Desmistificação da sexualidade

A Sociedade Portuguesa de Sexologia Clínica (SPSC) destaca-se pela sua abordagem flexível e assertiva à formação e sensibilização em sexologia clínica. Em entrevista, a Presidente da SPSC, Joana Carvalho, defende a importância de combater a falta de literacia sexual e promover a saúde sexual e reprodutiva, através da educação, da ciência e da ação cívica.

 

 

 

Como é que a empatia e a flexibilidade, características frequentemente associadas à liderança feminina, influenciam a abordagem da SPSC à formação e sensibilização em sexologia clínica, num contexto onde a sexualidade ainda é um tema tabu?

A sexualidade é uma importante faceta das relações humanas. A sua representação existe muito antes de existir a escrita. Sendo tão natural, a sexualidade foi, e é, amplamente politizada e usada como matriz de controlo social. Mais do que tabu, é um instrumento com o qual as sociedades definem as suas liberdades. É neste contexto que a flexibilidade é um valor fundamental na forma como a SPSC opera, seja através do seu curso, Curso de Especialização em Sexologia Clínica, ou ações de consciencialização social. Sabemos que a população mundial, independentemente da sua escolaridade, carece de literacia sexual, perpetuando mitos que, sem fundamento científico, promovem a discriminação e são a principal barreira à promoção da saúde sexual e reprodutiva ou à prevenção de todas as formas de violência sexual e de género. Mais do que a empatia, diria que o equilíbrio entre a assertividade, a flexibilidade e a coragem com que contornamos barreiras ideológicas, são valores fundamentais com os quais a SPSC cumpre a missão de salvaguardar Direitos Humanos por via da educação, da ciência e da ação cívica.

Quais foram os maiores desafios que enfrentou enquanto mulher em cargos de direção? Como esses desafios moldaram a sua visão sobre a liderança e a resiliência no campo da sexologia?

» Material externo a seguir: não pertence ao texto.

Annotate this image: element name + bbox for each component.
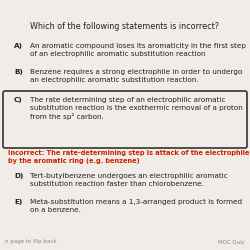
Text: B): B) [14,69,23,75]
Text: Benzene requires a strong electrophile in order to undergo
an electrophilic arom: Benzene requires a strong electrophile i… [30,69,242,83]
Text: An aromatic compound loses its aromaticity in the first step
of an electrophilic: An aromatic compound loses its aromatici… [30,43,246,57]
FancyBboxPatch shape [3,91,247,148]
Text: E): E) [14,199,22,205]
Text: D): D) [14,173,24,179]
Text: Meta-substitution means a 1,3-arranged product is formed
on a benzene.: Meta-substitution means a 1,3-arranged p… [30,199,242,213]
Text: C): C) [14,97,23,103]
Text: Tert-butylbenzene undergoes an electrophilic aromatic
substitution reaction fast: Tert-butylbenzene undergoes an electroph… [30,173,228,187]
Text: Incorrect: The rate-determining step is attack of the electrophile
by the aromat: Incorrect: The rate-determining step is … [8,150,250,164]
Text: n page to flip back: n page to flip back [5,239,57,244]
Text: The rate determining step of an electrophilic aromatic
substitution reaction is : The rate determining step of an electrop… [30,97,243,120]
Text: A): A) [14,43,23,49]
Text: MOC Quiz: MOC Quiz [218,239,245,244]
Text: Which of the following statements is incorrect?: Which of the following statements is inc… [30,22,220,31]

A ausência de modelos de liderança e visibilidade feminina foi o principal desafio. Foi preciso construir um espaço psicológico onde desenhei e segui o meu percurso profissional em áreas onde nenhum nome de revelo era o nome de uma mulher (e.g., área da agressão e compulsividade sexual) e onde assumi a responsabilidade de ser exemplo para outras jovens mulheres. Quer queiramos, ou não, somos exemplo. Este exemplo afirmativo é uma fonte importante de conforto, incentivo e segurança. No confronto científico e de tomada de decisão, as mulheres debatem com grupos legitimados pela história e não apenas pela meritocracia. Na SPSC, em 16 mandatos, 8 foram presididos por mulheres. Isto não acontece noutras congéneres onde a ausência gera mais ausência, minimizando o potencial de muitas gerações de mulheres.

Como Presidente da SPSC, que iniciativas ou projetos tem em mente para inspirar a próxima geração de líderes femininas na área da sexologia? Que impacto espera que essas iniciativas tenham na sociedade portuguesa em geral?

Na SPSC há uma prevalência de mulheres nos corpos de gestão, que aqui cumprem o seu potencial, e fazem caminho para fomentar as suas carreiras pessoais. Há um particular investimento em mulheres em início de carreira, onde, frequentemente, escasseiam oportunidades de incremento curricular. À SPSC dão valor, às outras mulheres, dão exemplo e segurança. É também feito um trabalho de promoção da visibilidade de pessoas jovens (não apenas mulheres) através, por exemplo, da Galeria de Jovens Investigador@s, para valorizar quem ainda tem todos os desafios pela frente. Esta iniciativa vai estender-se a jovens que tenham feito projetos de intervenção social, em questões como educação para a sexualidade, Direitos Sexuais ou promoção da saúde sexual. A SPSC trabalha desde 1985 e formou dezenas de profissionais que todos os dias materializam a nossa missão e valores. Portugal foi o primeiro país do mundo a reconhecer formalmente o Dia Nacional da Saúde Sexual. Portanto, tivemos impacto. Importa continuar, conscientes que o nosso direito à igualdade e saúde sexual é reconhecido, mas nunca garantido.